By Nick Timiraos
NEW YORK -- Interest rates will need to remain at historically low levels for a lengthy period to return inflation to the Federal Reserve's 2% inflation goal, a top central bank official said Friday.
"With price inflation showing little sensitivity to resource utilization, policy may have to remain accommodative for a long time to achieve 2% inflation following a period of undershooting," said Fed governor Lael Brainard in remarks prepared for delivery at a conference Friday hosted by the University of Chicago's Booth School of Business.

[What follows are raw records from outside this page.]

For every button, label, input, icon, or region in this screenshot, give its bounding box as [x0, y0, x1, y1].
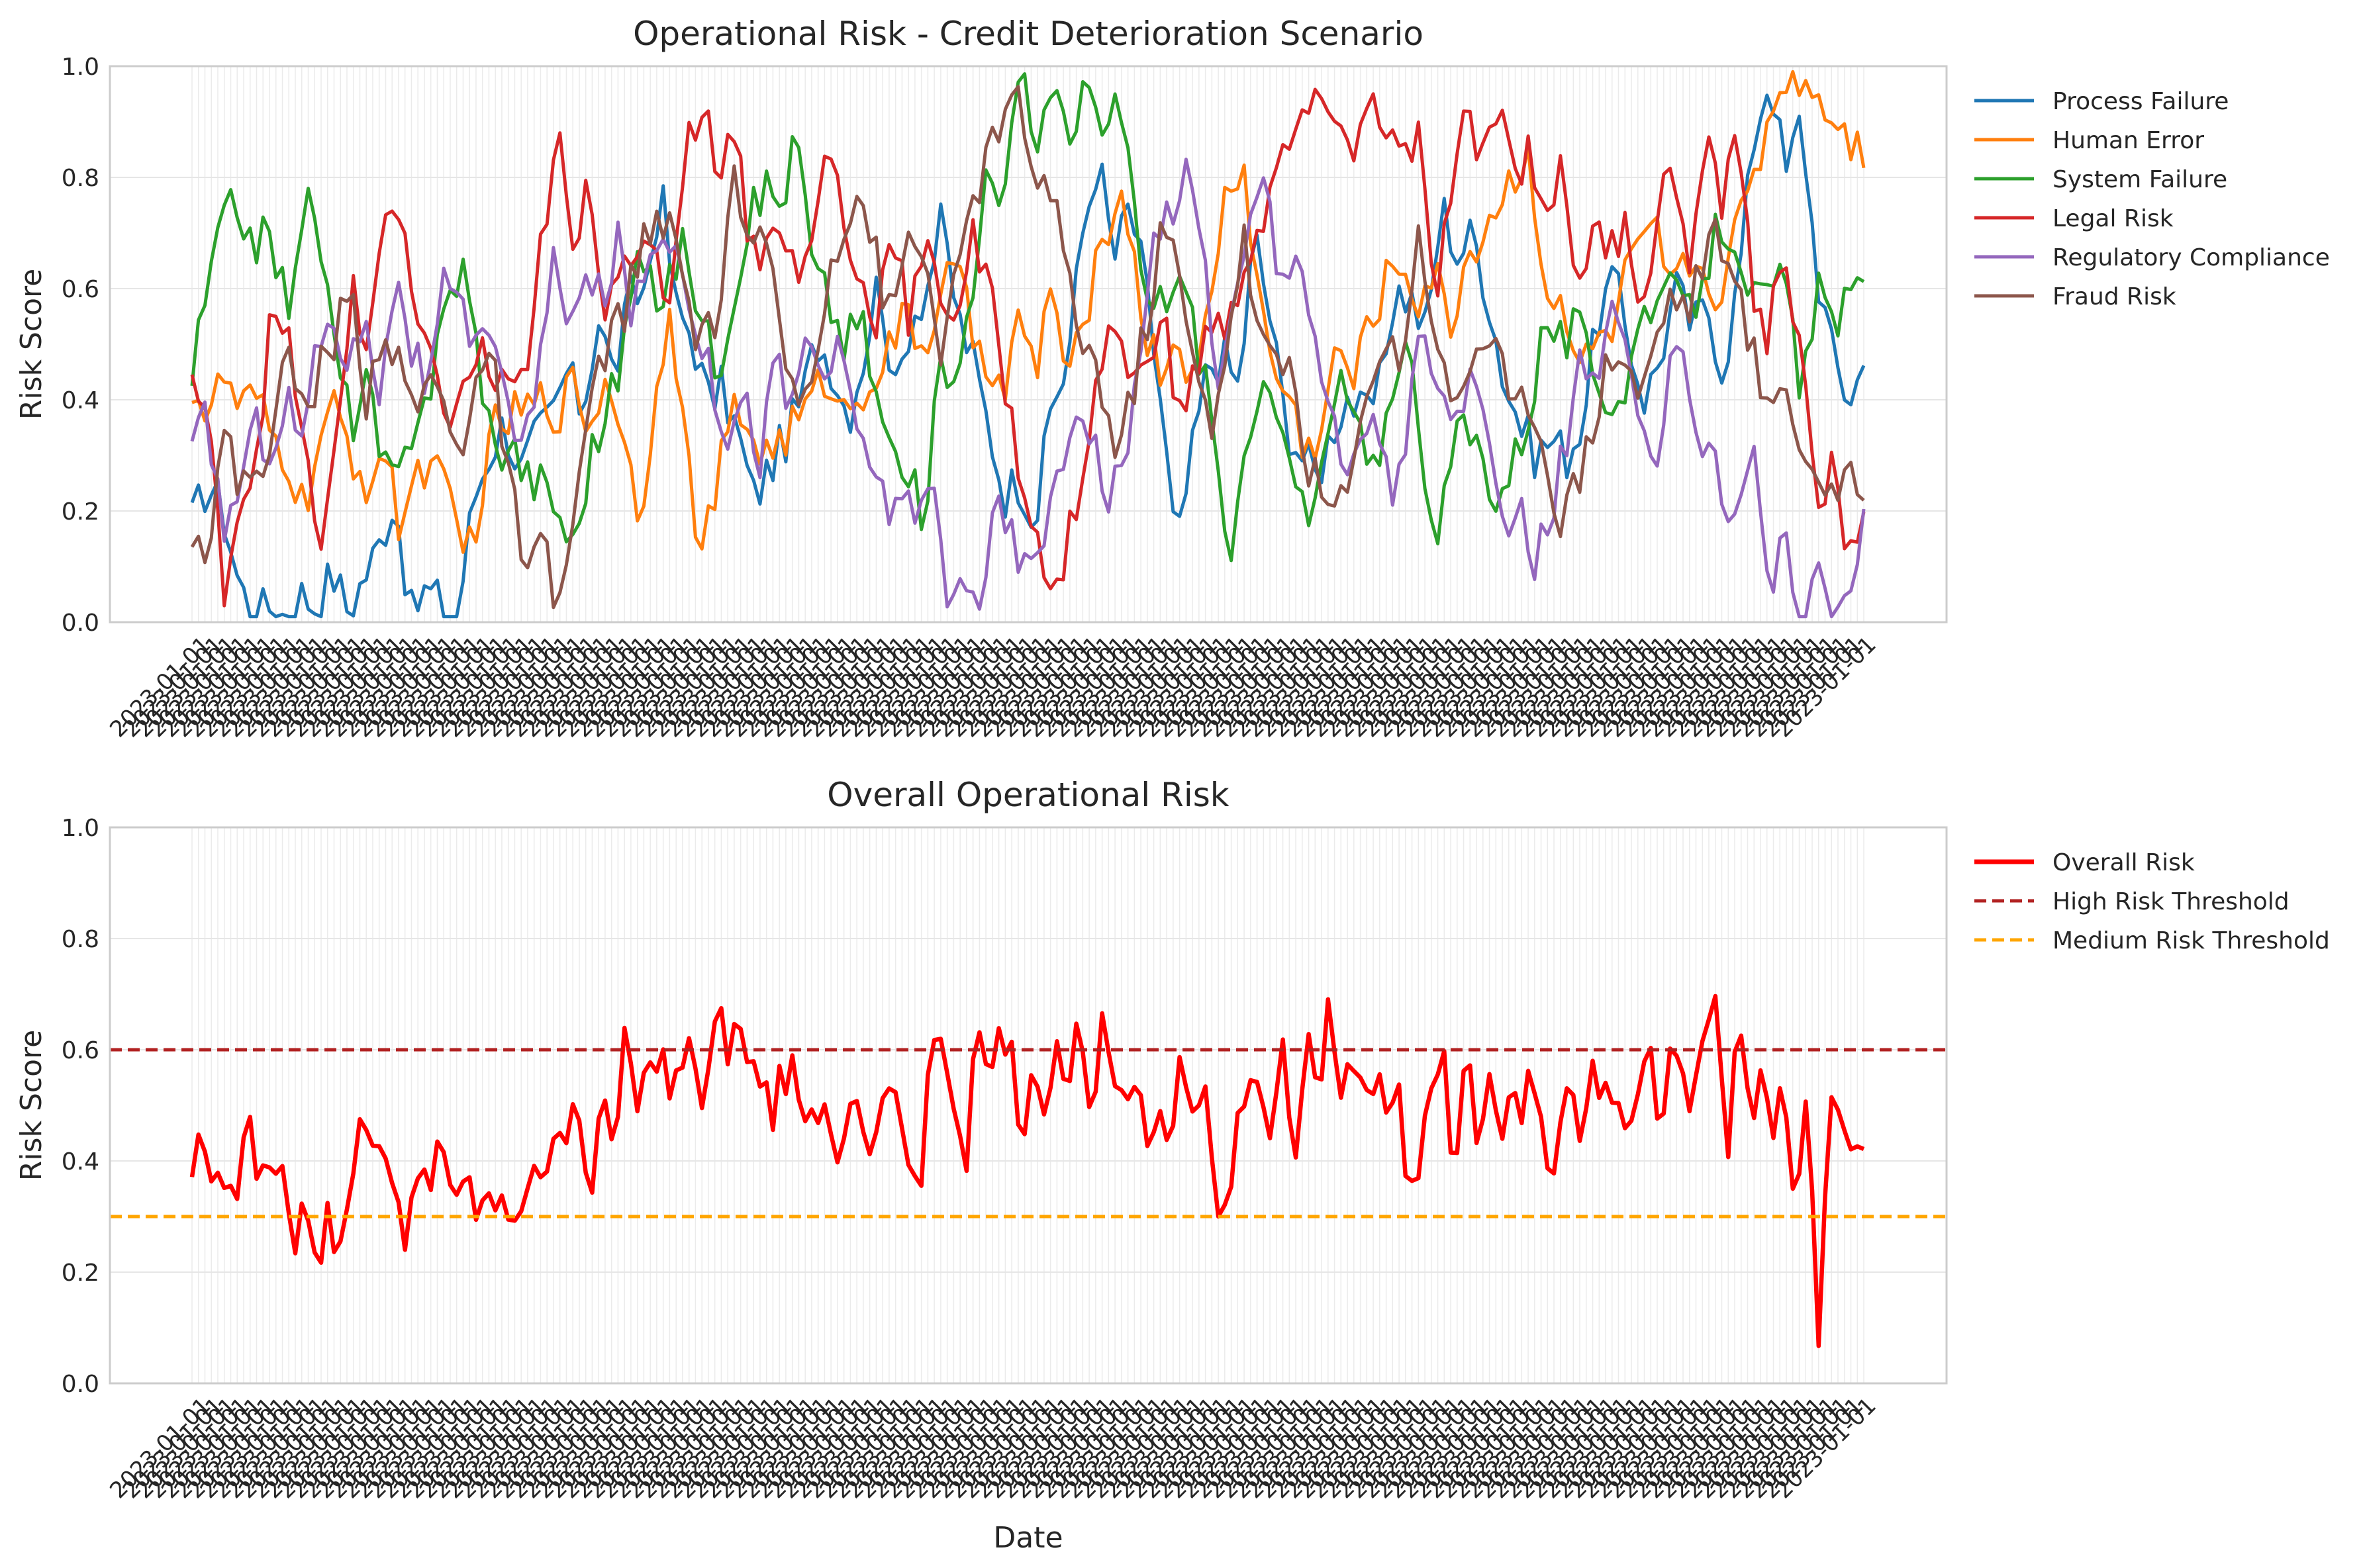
y-tick-label: 0.4	[62, 1148, 99, 1176]
y-tick-label: 0.0	[62, 610, 99, 637]
series-line	[190, 93, 1866, 619]
overall-risk-chart: Overall Operational Risk 0.0 0.2 0.4 0.6 0.8…	[15, 776, 2330, 1555]
legend-label: Fraud Risk	[2052, 283, 2176, 310]
chart-title: Operational Risk - Credit Deterioration …	[633, 15, 1423, 53]
chart-frame	[109, 65, 1948, 623]
legend-label: Overall Risk	[2052, 849, 2195, 876]
legend-label: Legal Risk	[2052, 205, 2174, 232]
series-line	[190, 158, 1866, 619]
series-line	[189, 993, 1865, 1348]
x-axis-ticks: 2023-01-012023-01-012023-01-012023-01-01…	[105, 631, 1881, 743]
y-tick-label: 0.6	[62, 1037, 99, 1064]
y-tick-label: 0.8	[62, 926, 99, 953]
legend-label: Process Failure	[2052, 88, 2229, 115]
series-line	[190, 72, 1865, 563]
x-axis-ticks: 2023-01-012023-01-012023-01-012023-01-01…	[105, 1393, 1881, 1504]
y-tick-label: 0.2	[62, 1260, 99, 1287]
legend-label: System Failure	[2052, 166, 2227, 193]
y-tick-label: 1.0	[62, 815, 99, 842]
chart-plot-area	[190, 69, 1866, 619]
series-line	[190, 85, 1865, 610]
x-axis-label: Date	[993, 1521, 1063, 1555]
legend-label: Human Error	[2052, 127, 2204, 154]
y-tick-label: 0.8	[62, 165, 99, 192]
y-tick-label: 1.0	[62, 54, 99, 81]
y-axis-ticks: 0.0 0.2 0.4 0.6 0.8 1.0	[62, 54, 99, 637]
series-line	[190, 87, 1866, 608]
y-axis-label: Risk Score	[15, 269, 48, 420]
chart-legend: Overall Risk High Risk Threshold Medium Ri…	[1974, 849, 2330, 954]
chart-frame	[109, 826, 1948, 1385]
legend-label: Regulatory Compliance	[2052, 244, 2330, 271]
series-line	[191, 69, 1866, 554]
chart-title: Overall Operational Risk	[827, 776, 1230, 814]
chart-legend: Process Failure Human Error System Failure…	[1974, 88, 2330, 310]
legend-label: High Risk Threshold	[2052, 888, 2290, 915]
chart-plot-area	[110, 993, 1947, 1348]
y-axis-label: Risk Score	[15, 1030, 48, 1181]
y-tick-label: 0.4	[62, 387, 99, 414]
y-tick-label: 0.0	[62, 1371, 99, 1398]
y-tick-label: 0.6	[62, 276, 99, 303]
y-tick-label: 0.2	[62, 498, 99, 526]
risk-components-chart: Operational Risk - Credit Deterioration …	[15, 15, 2330, 743]
y-axis-ticks: 0.0 0.2 0.4 0.6 0.8 1.0	[62, 815, 99, 1398]
legend-label: Medium Risk Threshold	[2052, 927, 2330, 954]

The Fed cut its benchmark interest rate three times last year, to a range between 1.5% and 1.75%, to cushion the U.S. economy against risks of a global slowdown. Officials believe that level is low enough to stimulate growth during a period in which the Fed's preferred inflation gauge has drifted below 2%.
Fed officials are preparing by the middle of the year to announce any changes to their inflation-targeting framework. The yearlong review is designed to update the Fed's approach to setting rates for a world in which lower inflation and lower interest rates make it highly likely that the Fed will have less room to counteract a downturn by cutting short-term rates and that it will rely on asset purchases and communication about its plans to hold rates at low levels.
Ms. Brainard said it was important the Fed "clarify in advance that we will deploy a broader set of tools proactively to provide accommodation when shocks are likely to push the policy rate" to zero.
Ms. Brainard endorsed a change in which the Fed would take into account past misses of its 2% inflation target when deciding on how to set policy. Currently, the Fed doesn't account for past misses, letting bygones be bygones. "To be fully effective," she added, "proactive use of an expanded tool kit needs to be coupled with a new strategy that achieves average inflation outcomes of 2% ... over time."
Because the Fed will be less able to counteract downturns by cutting interest rates, Ms. Brainard said it was "vital" for fiscal policy, or changes in taxes and spending, to play a more muscular and immediate role in responding to economic downturns.